L'avis de... Odette Cesari, directeur des investissements d’Axa France

« Nous n'avons investi ni en obligations 'high yield', ni en dette émergente »

le 07/10/2010 L'AGEFI Hebdo

Comment avez-vous tenté de compenser la baisse des taux longs ?

Depuis 2007, la part des actions dans nos portefeuilles est passée de plus de 10 % à 5 %, et celle de l’immobilier de 11 % à 8 %. Naturellement, celle des obligations a grimpé de 78 % à 87 %. Cette allocation d’actifs a anticipé les coûts en capital que va impliquer l’application de la directive Solvabilité II. Mais au sein de la poche obligataire, nous avons renforcé les obligations d’émetteurs privés et elles en représentent désormais la moitié. La baisse des taux a d’abord affecté les emprunts d’Etat et elle a été en partie compensée par la hausse des spreads sur les obligations privées. Par ailleurs, nous avons conservé notre exposition sur les titres d’Etats périphériques de la zone euro, considérant que le spread reflétait bien le risque pris.

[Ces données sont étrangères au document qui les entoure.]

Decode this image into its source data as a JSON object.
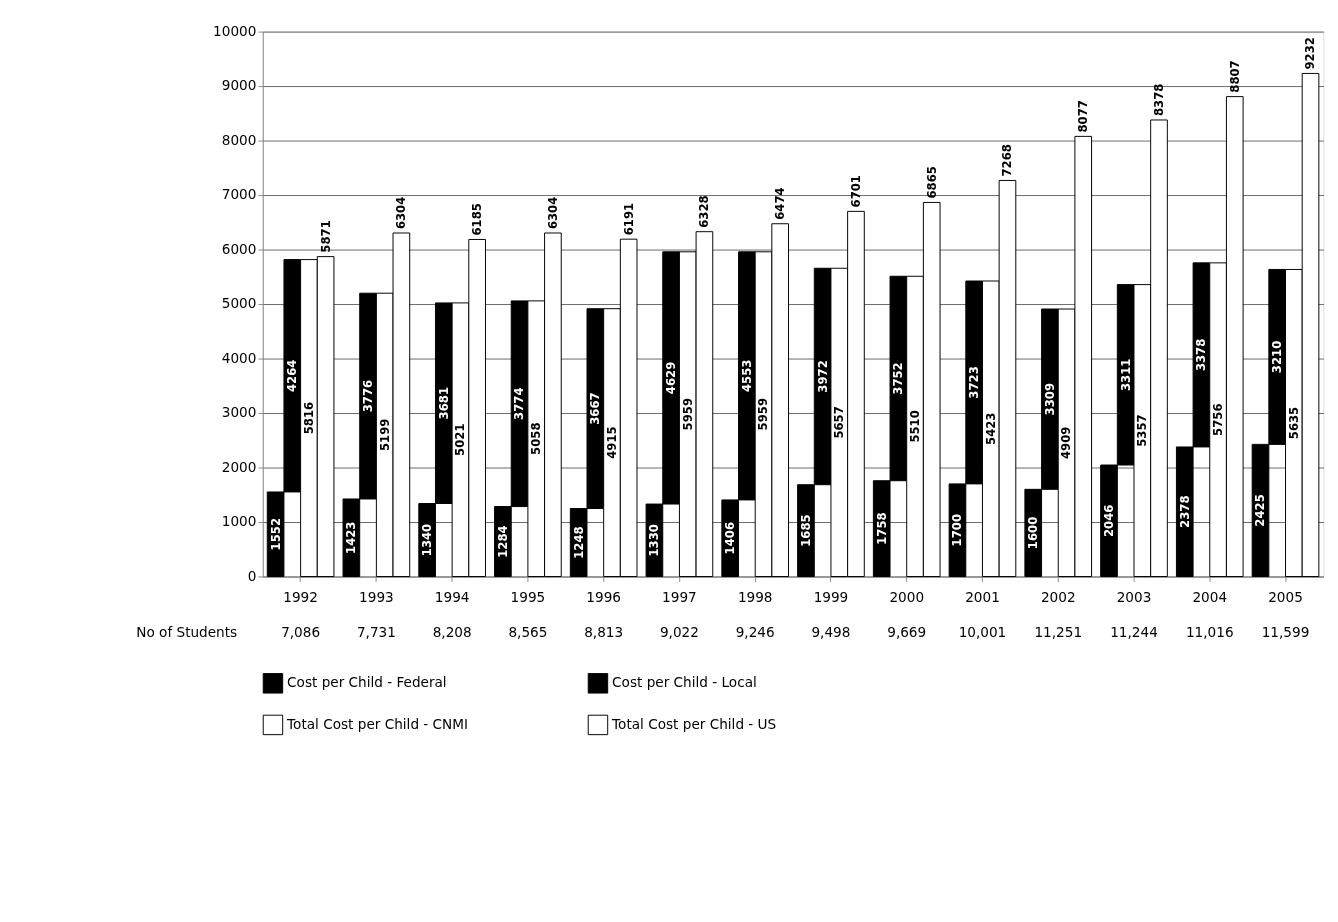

Avez-vous cherché à vous exposer sur les marchés des obligations « high yield » et de la dette émergente ?

Jusqu’à présent, nous n’avons pas investi en obligations high yield (haut rendement, NDLR), ni en dette émergente car nous considérions ces marchés comme trop volatils. En outre, ces classes d’actifs sont pénalisées par Solvabilité II et, pour ce qui concerne la dette émergente, le Code des assurances est restrictif sur les investissements hors OCDE. Cependant, compte tenu de leurs spreads élevés, nous étudions l’opportunité d’investir en obligations high yield. Du fait de la taille de nos actifs, nous envisageons d’aborder cet investissement par le marché américain, qui présente une plus grande profondeur.

Les stratégies d’arbitrages sur la courbe des taux sont-elles une alternative ?

Pour que ces stratégies soient performantes, il faut qu’elles soient très actives. Or, cela n’est pas compatible avec la gestion des actifs d’une compagnie d’assurances, car ils doivent enregistrer des rendements réguliers et servir aux assurés des taux stables dans le temps.